Greater political acceptance for this version of the Bill has been largely the result of clauses excluding from its ambit three states — Mizoram, Nagaland, and Arunachal Pradesh — these are under the Bengal Eastern Frontier Regulation, 1873, which requires anyone entering the state, including an Indian resident of a different state, to have an inner line permit. The Bill will also not be applicable in areas where the Sixth Schedule of the Constitution is in place — that is, the tribal areas of Meghalaya, and parts of Tripura, Mizoram, and Assam. There is also a degree of illogic in these exclusions, principally because they cover precisely the kind of restrictions on residence and land ownership that were scrapped in Jammu & Kashmir. These exclusions were made, Home Minister Amit Shah has explained, because consultations revealed that these states do not want their ethnic compositions disturbed by the influx of non-ethnic minorities (read: Hindus from Bangladesh). Surely this contradicts the Bharatiya Janata Party’s avowed intention of forging national integration through language, religion, and laws?

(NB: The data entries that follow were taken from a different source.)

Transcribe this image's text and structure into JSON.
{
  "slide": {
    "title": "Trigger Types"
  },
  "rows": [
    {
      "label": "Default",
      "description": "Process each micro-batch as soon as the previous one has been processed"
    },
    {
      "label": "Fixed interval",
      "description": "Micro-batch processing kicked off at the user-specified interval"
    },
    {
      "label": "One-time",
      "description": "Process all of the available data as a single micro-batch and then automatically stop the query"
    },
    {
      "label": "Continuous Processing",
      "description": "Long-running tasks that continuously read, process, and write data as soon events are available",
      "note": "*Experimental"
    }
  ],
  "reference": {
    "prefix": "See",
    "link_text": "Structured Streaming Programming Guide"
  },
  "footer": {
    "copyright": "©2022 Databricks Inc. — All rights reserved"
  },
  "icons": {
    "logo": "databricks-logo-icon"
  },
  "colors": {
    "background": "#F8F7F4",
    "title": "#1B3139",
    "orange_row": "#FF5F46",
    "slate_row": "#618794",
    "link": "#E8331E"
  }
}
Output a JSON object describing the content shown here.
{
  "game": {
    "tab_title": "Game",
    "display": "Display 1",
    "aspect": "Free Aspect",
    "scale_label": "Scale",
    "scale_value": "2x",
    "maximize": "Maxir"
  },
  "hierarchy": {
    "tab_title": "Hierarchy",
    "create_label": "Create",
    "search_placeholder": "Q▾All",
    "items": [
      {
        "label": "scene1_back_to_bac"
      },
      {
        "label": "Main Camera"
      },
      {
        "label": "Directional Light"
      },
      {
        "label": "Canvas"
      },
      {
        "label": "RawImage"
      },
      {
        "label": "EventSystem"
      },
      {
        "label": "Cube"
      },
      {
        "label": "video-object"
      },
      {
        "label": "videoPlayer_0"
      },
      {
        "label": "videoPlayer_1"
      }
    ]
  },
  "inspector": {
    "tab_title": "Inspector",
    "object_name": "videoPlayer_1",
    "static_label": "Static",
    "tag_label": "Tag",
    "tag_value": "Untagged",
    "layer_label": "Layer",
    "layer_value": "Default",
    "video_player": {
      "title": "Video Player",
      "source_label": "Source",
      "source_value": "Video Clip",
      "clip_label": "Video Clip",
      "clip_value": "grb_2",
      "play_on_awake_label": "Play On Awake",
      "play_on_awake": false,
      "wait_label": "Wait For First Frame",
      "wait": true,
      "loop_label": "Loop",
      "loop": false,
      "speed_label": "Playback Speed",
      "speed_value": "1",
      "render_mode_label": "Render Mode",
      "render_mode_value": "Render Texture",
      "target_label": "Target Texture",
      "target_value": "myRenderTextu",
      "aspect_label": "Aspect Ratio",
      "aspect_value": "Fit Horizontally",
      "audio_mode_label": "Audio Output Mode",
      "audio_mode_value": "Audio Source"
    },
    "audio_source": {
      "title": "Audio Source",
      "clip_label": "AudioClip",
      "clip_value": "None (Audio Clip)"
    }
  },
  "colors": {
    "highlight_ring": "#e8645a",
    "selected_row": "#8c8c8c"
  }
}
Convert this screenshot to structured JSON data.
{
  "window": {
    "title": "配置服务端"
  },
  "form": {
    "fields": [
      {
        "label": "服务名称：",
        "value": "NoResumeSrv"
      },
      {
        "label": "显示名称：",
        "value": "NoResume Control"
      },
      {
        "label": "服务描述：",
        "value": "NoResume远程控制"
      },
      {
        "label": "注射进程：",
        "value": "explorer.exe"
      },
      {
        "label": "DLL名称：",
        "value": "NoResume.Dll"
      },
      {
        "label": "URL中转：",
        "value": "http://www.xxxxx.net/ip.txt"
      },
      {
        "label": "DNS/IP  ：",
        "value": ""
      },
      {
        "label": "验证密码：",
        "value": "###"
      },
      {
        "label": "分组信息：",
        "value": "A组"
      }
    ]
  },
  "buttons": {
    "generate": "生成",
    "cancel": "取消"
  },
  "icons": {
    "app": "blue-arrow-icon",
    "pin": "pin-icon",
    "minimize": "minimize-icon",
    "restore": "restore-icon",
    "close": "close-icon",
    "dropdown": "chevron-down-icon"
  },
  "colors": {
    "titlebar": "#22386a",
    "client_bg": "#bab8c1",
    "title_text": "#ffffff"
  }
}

Besides, to offer the large Hindu population that emerged as “illegal” under the latest National Register of Citizens (NRC) exercise in Assam a path to citizenship is fraught with risks. It is unlikely to make ethnic Assamese happy and keeps the state’s Bengali Hindu population permanently vulnerable to continuing violence. Mr Shah had said that the CAB would precede a nationwide NRC. Given the visible communal intent of the law, its passage will not augur well for the future of India.